Exposure to 2,3,7,8-tetrachlorodibenzo-p-dioxin (TCDD) during pregnancy causes fetal death in many animal species. In an earlier study we observed alteration of placental glucose kinetics at the same TCDD exposure level that resulted in fetal death (Ishimura et al., Toxicol. Appl. Pharmacol. 178, 161-171, 2002).
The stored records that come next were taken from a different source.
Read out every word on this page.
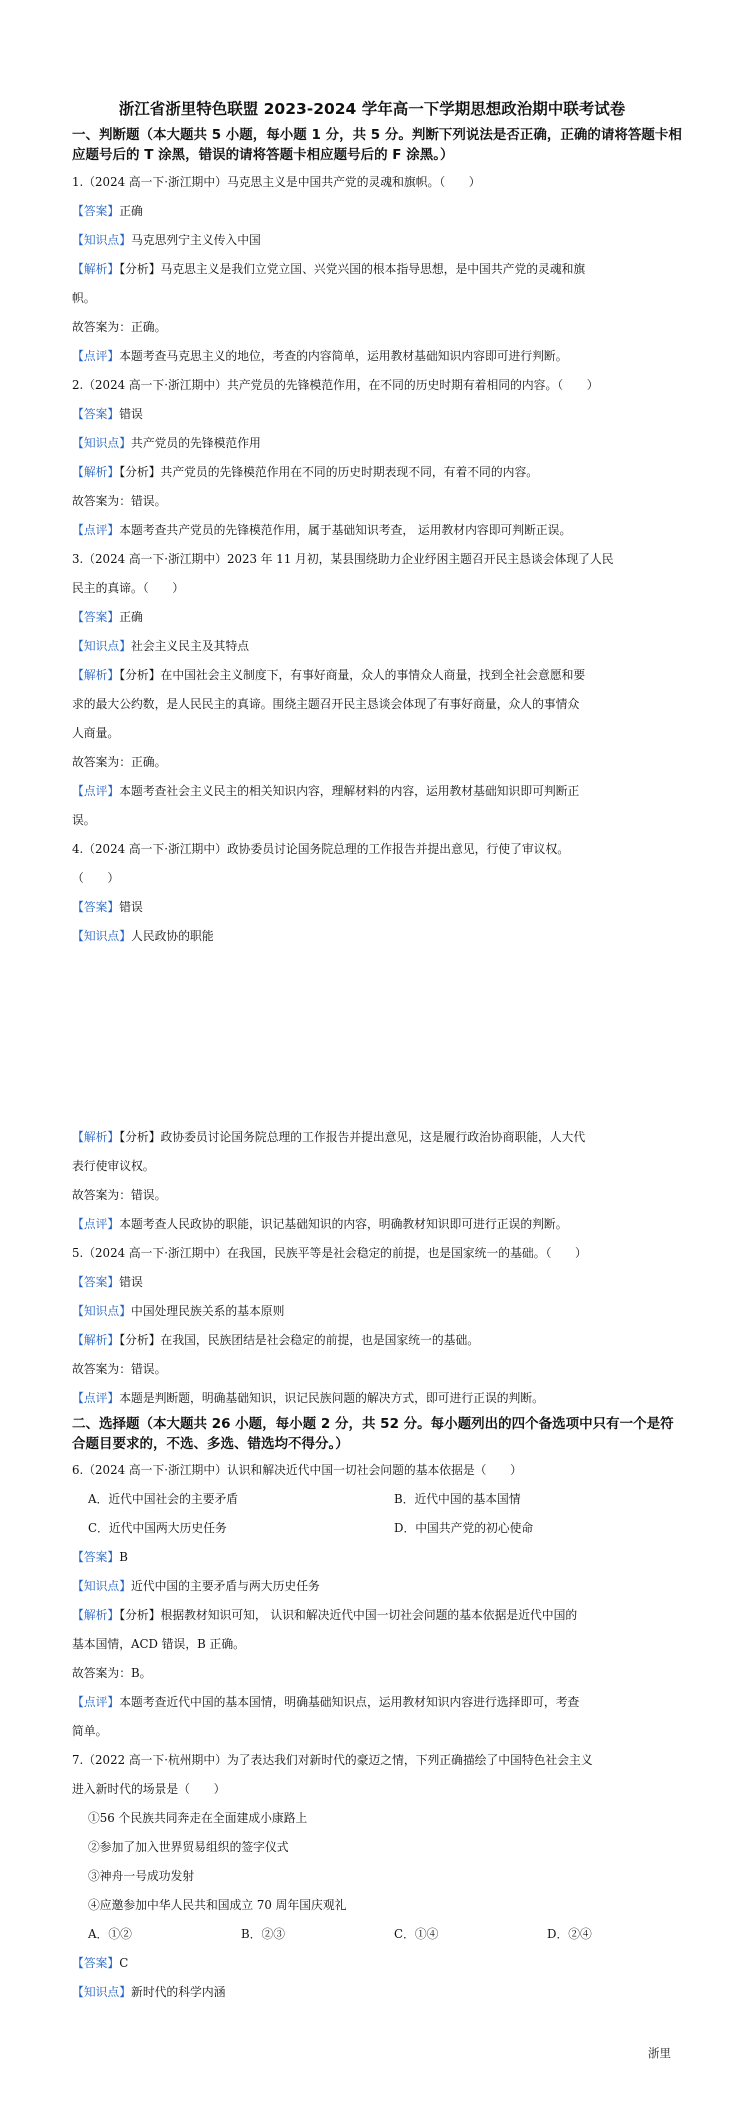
浙江省浙里特色联盟 2023-2024 学年高一下学期思想政治期中联考试卷
一、判断题（本大题共 5 小题，每小题 1 分，共 5 分。判断下列说法是否正确，正确的请将答题卡相应题号后的 T 涂黑，错误的请将答题卡相应题号后的 F 涂黑。）
1.（2024 高一下·浙江期中）马克思主义是中国共产党的灵魂和旗帜。（　　）
【答案】正确
【知识点】马克思列宁主义传入中国
【解析】【分析】马克思主义是我们立党立国、兴党兴国的根本指导思想，是中国共产党的灵魂和旗
帜。
故答案为：正确。
【点评】本题考查马克思主义的地位，考查的内容简单，运用教材基础知识内容即可进行判断。
2.（2024 高一下·浙江期中）共产党员的先锋模范作用，在不同的历史时期有着相同的内容。（　　）
【答案】错误
【知识点】共产党员的先锋模范作用
【解析】【分析】共产党员的先锋模范作用在不同的历史时期表现不同，有着不同的内容。
故答案为：错误。
【点评】本题考查共产党员的先锋模范作用，属于基础知识考查， 运用教材内容即可判断正误。
3.（2024 高一下·浙江期中）2023 年 11 月初，某县围绕助力企业纾困主题召开民主恳谈会体现了人民
民主的真谛。（　　）
【答案】正确
【知识点】社会主义民主及其特点
【解析】【分析】在中国社会主义制度下，有事好商量，众人的事情众人商量，找到全社会意愿和要
求的最大公约数，是人民民主的真谛。围绕主题召开民主恳谈会体现了有事好商量，众人的事情众
人商量。
故答案为：正确。
【点评】本题考查社会主义民主的相关知识内容，理解材料的内容，运用教材基础知识即可判断正
误。
4.（2024 高一下·浙江期中）政协委员讨论国务院总理的工作报告并提出意见，行使了审议权。
（　　）
【答案】错误
【知识点】人民政协的职能
【解析】【分析】政协委员讨论国务院总理的工作报告并提出意见，这是履行政治协商职能，人大代
表行使审议权。
故答案为：错误。
【点评】本题考查人民政协的职能，识记基础知识的内容，明确教材知识即可进行正误的判断。
5.（2024 高一下·浙江期中）在我国，民族平等是社会稳定的前提，也是国家统一的基础。（　　）
【答案】错误
【知识点】中国处理民族关系的基本原则
【解析】【分析】在我国，民族团结是社会稳定的前提，也是国家统一的基础。
故答案为：错误。
【点评】本题是判断题，明确基础知识，识记民族问题的解决方式，即可进行正误的判断。
二、选择题（本大题共 26 小题，每小题 2 分，共 52 分。每小题列出的四个备选项中只有一个是符合题目要求的，不选、多选、错选均不得分。）
6.（2024 高一下·浙江期中）认识和解决近代中国一切社会问题的基本依据是（　　）
A．近代中国社会的主要矛盾	B．近代中国的基本国情
C．近代中国两大历史任务	D．中国共产党的初心使命
【答案】B
【知识点】近代中国的主要矛盾与两大历史任务
【解析】【分析】根据教材知识可知， 认识和解决近代中国一切社会问题的基本依据是近代中国的
基本国情，ACD 错误，B 正确。
故答案为：B。
【点评】本题考查近代中国的基本国情，明确基础知识点，运用教材知识内容进行选择即可，考查
简单。
7.（2022 高一下·杭州期中）为了表达我们对新时代的豪迈之情，下列正确描绘了中国特色社会主义
进入新时代的场景是（　　）
①56 个民族共同奔走在全面建成小康路上
②参加了加入世界贸易组织的签字仪式
③神舟一号成功发射
④应邀参加中华人民共和国成立 70 周年国庆观礼
A．①②	B．②③	C．①④	D．②④
【答案】C
【知识点】新时代的科学内涵
浙里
In the present study, in order to identify the molecules that might explain the alterations of placental function and the mechanism of fetal death, we used two-dimensional gel electrophoresis (2D/E) to detect and identify placental proteins whose amounts changed after exposure to TCDD and we examined the expression properties of these proteins in the placenta during hypoxia by using the uterine artery ligation model. Pregnant Holtzman rats were given a single oral dose of 1600 ng TCDD/kg body wt or an equivalent volume of vehicle (control) on gestational day (GD) 15 and placental tissue was collected on GD16 and GD20. The 15,000 g supernatant fractions of placental homogenates from the control group and TCDD-exposed group were subjected to the 2D/E analysis, and the protein spots whose amounts had changed after exposure to TCDD were characterized by amino acid sequence analysis. The amounts of heat shock protein 27 (Hsp27) and beta-tropomyosin (beta-TM) in TCDD-exposed placentas tended to have increased on GD16 and had increased significantly on GD20, and these changes were followed by an approximately twofold increase in glyceraldehyde 3-phosphate dehydrogenase (GAPDH) on GD20. Next, the uterine-artery ligation model was prepared on GD15, and the hypoxic placentas were collected on GD20. Two-D/E analysis of the 15,000 g supernatant proteins of the placentas revealed an increased level of GAPDH but not of other proteins, including Hsp27 and beta-TM. The results of this study showed that the increase in GAPDH level during hypoxia previously observed in endothelial cells occurs in the placenta and indicated that the TCDD-exposed placentas were in a hypoxic state at the end of pregnancy. Finally, the results of this study suggested the possibility that the increased incidence of fetal death after exposure to TCDD was due to the placental hypoxia.

Increased glycogen content and glucose transporter 3 mRNA level in the placenta of Holtzman rats after exposure to 2,3,7,8-tetrachlorodibenzo-p-dioxin.

Exposure to a low dose of 2,3,7,8-tetrachlorodibenzo-p-dioxin (TCDD) produces a variety of toxic manifestations, including fetal death. In order to evaluate the effects of low-dose TCDD on placental function in this study, pregnant Holtzman rats were given a single oral dose of 800 or 1600 ng TCDD/kg body wt or an equivalent volume of vehicle (control) on gestation day (GD) 15 and the results were observed on GD16 and GD20. The number of fetal deaths increased in the animals exposed to TCDD. Although fetal and placental weight did not differ significantly between the control group and the TCDD groups, histological differences from the control rats were clearly observed in the junctional zone (JZ) of the placentas of the TCDD-exposed rats. In the control placenta, glycogen cells occupied the majority of the JZ on GD16, but then decreased in number and almost disappeared by GD20, whereas on GD20 the placenta of the TCDD-exposed rats exhibited a larger area occupied by the glycogen cells and cysts filled with eosinophilic material surrounded by glycogen cells in the JZ than that of the control group. Glycogen assay revealed that the glycogen content of the placentas from the TCDD-exposed rats was higher than in the control rats. Semiquantitative RT-PCR analysis was performed to assess the expression of glucose transporter 1 (GLUT1) and GLUT3, the two major placental glucose transporter isoforms. On GD20 the level of expression of GLUT1 mRNA in the placentas was not different between the control and TCDD groups, whereas the level of expression of GLUT3 mRNA approximately doubled in both the 800 and 1600 ng/kg TCDD groups. GLUT3 mRNA expression was restricted to the labyrinth zone of placenta, where zone-specific expression of mRNA arylhydrocarbon receptor and induction of cytochrome P450 1A1 mRNA by TCDD were observed, and none was detected in the JZ. These results, including the increase of glycogen content and GLUT3 mRNA level in TCDD-exposed placentas, provide the first evidence of alteration of glucose kinetics in the placenta by TCDD.